In the past 12 months there has been significant growth in demand for boreholes, well points and water treatment systems in the Western Cape.

Rainwater systems have also been in huge demand, with Western Cape based tank manufacturers reporting that they are booked up in advance, with supply being sought from elsewhere in the country. The GreenCape MIR identifies opportunities in the design, supply, and installation of cost effective rainwater harvesting systems for use indoors such as toilet flushing and for laundries.

The MIR indicates that a small home in Cape Town would be able to harvest around 12 kilolitres (kl) of water annually, while a small home in George, could harvest over 16 kl per year.

In the Western Cape, the Oceana and Sea Harvest plants in Saldanha Bay have made investments into desalination plants, while in Cape Town, desalination plants are on the cards, or have been installed at the V&A Waterfront and at Tsogo Sun hotels. Minister Winde applauded these businesses for adopting water wise strategies.

Minister Winde also commended GreenCape for their work in assisting businesses to become more water resilient, and greener overall. The Western Cape Government funds GreenCape to grow the green economy.

Said Winde: “The more we can do now to save water and energy and to reduce waste, the more resilient we will be in the future,” he said.

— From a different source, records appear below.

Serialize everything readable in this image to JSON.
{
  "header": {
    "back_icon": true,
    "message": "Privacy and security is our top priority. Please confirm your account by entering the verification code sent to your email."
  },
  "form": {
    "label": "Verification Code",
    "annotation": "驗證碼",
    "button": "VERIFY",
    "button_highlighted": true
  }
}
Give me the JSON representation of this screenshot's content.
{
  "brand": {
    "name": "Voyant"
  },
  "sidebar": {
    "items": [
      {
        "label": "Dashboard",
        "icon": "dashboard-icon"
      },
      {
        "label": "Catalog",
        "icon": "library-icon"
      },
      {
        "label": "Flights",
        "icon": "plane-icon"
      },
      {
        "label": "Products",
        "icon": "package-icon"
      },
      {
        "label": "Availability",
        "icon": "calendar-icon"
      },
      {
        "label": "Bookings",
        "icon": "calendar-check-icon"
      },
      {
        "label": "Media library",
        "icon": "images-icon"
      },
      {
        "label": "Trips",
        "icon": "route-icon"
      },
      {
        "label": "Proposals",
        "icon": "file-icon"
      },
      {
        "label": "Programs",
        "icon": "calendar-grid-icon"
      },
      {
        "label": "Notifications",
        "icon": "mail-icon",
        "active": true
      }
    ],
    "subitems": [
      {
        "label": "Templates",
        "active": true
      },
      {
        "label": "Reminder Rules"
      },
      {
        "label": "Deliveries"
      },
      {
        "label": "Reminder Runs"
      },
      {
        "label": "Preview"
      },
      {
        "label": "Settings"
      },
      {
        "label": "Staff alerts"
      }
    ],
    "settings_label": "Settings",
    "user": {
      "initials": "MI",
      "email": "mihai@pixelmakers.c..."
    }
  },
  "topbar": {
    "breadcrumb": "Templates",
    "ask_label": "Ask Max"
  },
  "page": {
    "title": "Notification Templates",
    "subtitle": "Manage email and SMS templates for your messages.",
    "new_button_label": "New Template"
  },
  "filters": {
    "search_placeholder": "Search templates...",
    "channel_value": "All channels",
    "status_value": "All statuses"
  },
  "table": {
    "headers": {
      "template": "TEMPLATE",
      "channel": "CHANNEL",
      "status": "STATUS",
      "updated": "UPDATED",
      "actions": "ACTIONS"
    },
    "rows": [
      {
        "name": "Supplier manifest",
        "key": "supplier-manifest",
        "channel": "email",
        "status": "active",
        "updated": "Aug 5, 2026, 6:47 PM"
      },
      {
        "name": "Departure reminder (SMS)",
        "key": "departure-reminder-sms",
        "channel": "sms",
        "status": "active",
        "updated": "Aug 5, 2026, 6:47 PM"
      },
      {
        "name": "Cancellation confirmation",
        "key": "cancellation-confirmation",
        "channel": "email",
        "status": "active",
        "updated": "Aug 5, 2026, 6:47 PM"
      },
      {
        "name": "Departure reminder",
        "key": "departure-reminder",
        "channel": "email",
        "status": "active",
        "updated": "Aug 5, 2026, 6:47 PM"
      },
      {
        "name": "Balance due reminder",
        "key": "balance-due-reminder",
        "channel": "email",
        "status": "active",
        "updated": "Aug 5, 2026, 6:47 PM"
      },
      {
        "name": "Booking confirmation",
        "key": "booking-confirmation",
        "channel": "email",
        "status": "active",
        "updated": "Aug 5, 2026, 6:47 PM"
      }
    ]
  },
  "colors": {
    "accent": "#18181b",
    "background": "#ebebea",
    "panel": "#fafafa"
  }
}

The CEO of GreenCape, Mike Mulcahy added that the drought has been a catalyst for the water sector in the Western Cape and has reshaped the local water market. “The water crisis has driven the adoption of water technology in the private sector with significant growth seen in the commercial and residential sectors. Our ‘fresh off the press’ 2018 Water MIR highlights many of the current and potential opportunities and market growth we are seeing in this sector. Furthermore, due to the drought and long-term concerns over water security, municipalities are looking to procure alternative supplies, such as large-scale desalination, and to invest in water conservation and demand management measures.”